Het doet me vreemd aan Milan, Pavel en Hedviga "zigeuner,, te noemen. Ik
gebruik slechts ongaarne dit woord dat onverbrekelijk verbonden lijkt
te zijn met vooroordelen en treurige verhalen over schijnbaar onvermijdelijke
misverstanden en problemen met de reguliere maatschappij, niet alleen in
Slowakije maar ook in België. Je kunt het woord nauwelijks op neutrale
wijze in de mond nemen omdat het zo dikwijls gebruikt wordt ter aanduiding
van mensen die erover aangesproken worden dat zij op een andere wijze leven.
In ons collectieve bewustzijn dat ons met de moedermelk wordt meegegeven,
bij de allereerste opmerking van onze ouders over zigeuners: "men zegt
dat zij stelen: zij wonen in woonwagens en hebben geen vast beroep" - lijken
zigeuners alleen maar op een zekere erkenning te kunnen rekenen wanneer
zij muziek maken, maar het lijkt me dat dit evenzeer een cliché
kan zijn dat, impliciet, het stereotiepe negatieve beeld insluit dat voor
het overige van hen gevormd geworden is. Dat collectieve bewustzijn speelt
ook mij parten, terwijl ik toch geen vooroordelen wil koesteren, geen clichés
wil bevestigen noch mensen wil aanspreken op hun levenswijze. Ik wijt het
ook daaraan dat het mij vreemd lijkt Milan, Pavel of Hedviga "zigeuner"
te noemen. Zo hardnekkig blijkt het cliché te zijn dat men zich
erover verbaast dat
zigeunerkinderen
"gewone" kinderen zijn.
Van Hedviga heeft mijn dochter geleerd hoe "op tien verschillende manieren in haar handen te klappen" . De aanwezigheid van Pavel zullen wij ons ook lang herinneren. Mijn dochter heeft van hem vorig schooljaar een gekke, grijze knuffelmuis in een rood gestreept shirt en blauwe jeans gekregen. Dat was de allereerste keer dat ik iets hoorde over Pavel: het weerlegt wat de ook in onze Freinetscholen vertegenwoordigde goegemeente die de zigeuners wantrouwt, over hen fluistert.
Mensen,
ikzelf niet uitgezonderd, voelen zich doorgaans pas echt aangesproken door
het lot van anderen wanneer zij van dichtbij met hun problemen geconfronteerd
worden. Ook al heb ik steeds het officiële discours omtrent vluchtelingen
gewantrouwd, mijn gevoelen van solidariteit bleef theoretisch en abstract.
De gebeurtenissen
die de Gentse Slowaken hebben moeten ondergaan, raakten mij daarentegen
direct omdat ik wist dat ook mensen met kinderen die ik kende en met wie
mijn dochter speelde, erdoor getroffen werden.

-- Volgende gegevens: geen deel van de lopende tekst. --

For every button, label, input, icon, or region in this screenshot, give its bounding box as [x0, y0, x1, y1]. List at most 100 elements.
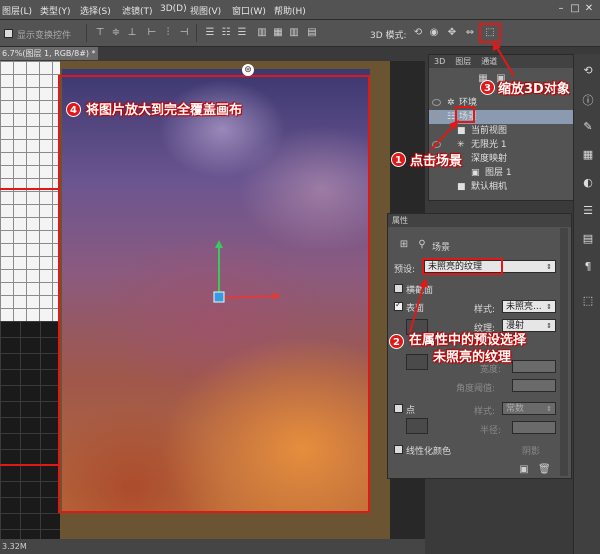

Ik heb hieruit geleerd dat wij onze gevoelens van solidariteit moeten koesteren en er uiting aan moeten geven: dat wij niet alleen, en een beetje lafhartig, verontwaardigd mogen zijn, zoals die keer op een vrijdagmiddag in juni op een terras aan de Vrijdagsmarkt toen een straatorkestje van zigeuners door de cafébaas weggestuurd werd - God weet waarom; omdat na de muziek met de hoed zou worden rondgegaan? - ; dat wij niet alleen, en een beetje vrijblijvend, een geschrift ter nagedachtenis van Milan, Hedviga en Pavel mogen schrijven - want dat baat hen, helaas, niets.